Georgiana Daniels said...

Here, here! Mr. Bell has nailed my exact sentiments (and put it far better than I could!) I find nothing funny about those kinds of shows and when something truly funny comes along it's a delight.

Nicole said...

So true. Remember when sit-coms on television and film comedies were actually funny and not vehicles for perverse, dirty, or cruel humor?

Pam Halter said...

Personally, I think it all started with "America's Funniest Home Videos." Most of them are people in potential dangerous or life threatening situations! My husband and daughter used to watch every week, and every week I would pass through the livingroom and comment, why is that funny? That person could have broken their neck!

They don't watch anymore. Not because of my comments, but because it started bothering them that people laughed at other's pain.

sibella giorello said...

This is terrific. Thank you.

Rosslyn Elliott said...

Hi Brandilyn,

I'm going to link to this post in my blog post tomorrow. Would you mind letting me know where this James Scott Bell quotation appears? Is it in one of his works, or was it in a speech?

Thanks!

Karen Eve said...

Jim has said it very well (as usual). However, the culture is still hungry for something substantial and when they get it, it takes off (The Shack, Lord of the Rings, Fireproof, etc.) When everyone gets tired of junior high humor and figures out that they're wallowing in the pig stye, then hopefully they'll remember that the Father's house had it all. I can't watch much TV anymore, it's just too sick. (Although I do have a soft spot for Ice Road Truckers).
Thanks for running this.

Sheila Deeth said...

Beautifully said. A lost cause well worth fighting for.

~ Brandilyn Collins said...

Rosslyn, Jim's thoughts are from an email he wrote to an author's loop, which I've used with permission. So there is nowhere else online for you to link to. No problem with you linking here. Thanks.

Dineen A. Miller said...

Jim, thank you for putting so clearly what has confused me greatly. My family watches things like this and finds great humor in it. Then when I don't, I'm told to lighten up or not to be so serious.

Brandilyn, thank you so much for sharing this. It was very helpful!

Danica Favorite said...

Great post! Thanks for sharing.

l said...

Brandilyn,
Thanks for posting this! It's so true, and it's why we have to take a stand against the darkness.

James Scott Bell said...

Thank you for the comments. This is something I've thought long about, and one reason I write the way I do.
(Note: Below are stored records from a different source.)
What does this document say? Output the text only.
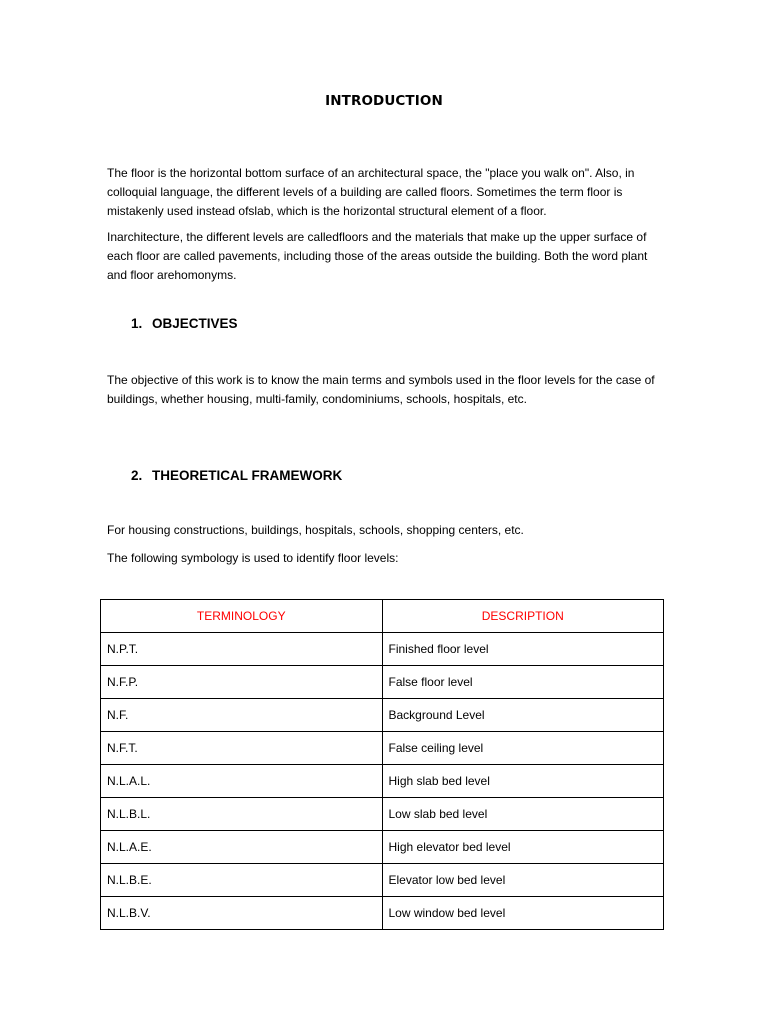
INTRODUCTION

The floor is the horizontal bottom surface of an architectural space, the "place you walk on". Also, in colloquial language, the different levels of a building are called floors. Sometimes the term floor is mistakenly used instead ofslab, which is the horizontal structural element of a floor.

Inarchitecture, the different levels are calledfloors and the materials that make up the upper surface of each floor are called pavements, including those of the areas outside the building. Both the word plant and floor arehomonyms.

1. OBJECTIVES

The objective of this work is to know the main terms and symbols used in the floor levels for the case of buildings, whether housing, multi-family, condominiums, schools, hospitals, etc.

2. THEORETICAL FRAMEWORK

For housing constructions, buildings, hospitals, schools, shopping centers, etc.

The following symbology is used to identify floor levels:

TERMINOLOGY	DESCRIPTION
N.P.T.	Finished floor level
N.F.P.	False floor level
N.F.	Background Level
N.F.T.	False ceiling level
N.L.A.L.	High slab bed level
N.L.B.L.	Low slab bed level
N.L.A.E.	High elevator bed level
N.L.B.E.	Elevator low bed level
N.L.B.V.	Low window bed level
When I speak to writers' groups, I like to quote the highly regarded novelist and teacher, John Gardner, from his book length essay On Moral Fiction:

"[T]he good artists are the people who are, in one way or another, creating, out of deep and honest concern, a vision of life . . . that is worth pursuing. And the bad artists, of whom there are many, are whining or moaning or staring, because it's fashionable, into the dark abyss."

I would add that abyss-looking-into is easy, and we have plenty of that. But where is the vision? It takes more skill as a storyteller to do that without being didactic or preachy. It's a challenge I enjoy.

Margo Carmichael said...

I love this, Jim and Brandilyn. I'd like to link my blog to this, too. A year or so ago, I wrote about a book, _Simple Social Graces_, which I had thought was about manners. It's more than that. It's about things we've lost.

Thank you for discussing this.

LOL the letters I have to type below are oferser--almost a confirmation.

Margo Carmichael said...

Done. Thank you.

Unknown said...

We're thinking of starting a Men's Fraternity group in our church. The purpose? To teach men what it means to be a man. No one knows anymore, and it's reflected in society. We have a whole generation of little boys who never got out of boyhood. And they're failing even more with their own children. It goes way beyond Funniest Home Videos. Men need to teach their children what is right and wrong. It's not happening. So this is what we've got.

Margo Carmichael said...

Wow, Ron, you should write a curricula for that.

Rosslyn said...

Thanks, Brandilyn!

Jim, you may like the quotation from William Dean Howells on my blog today.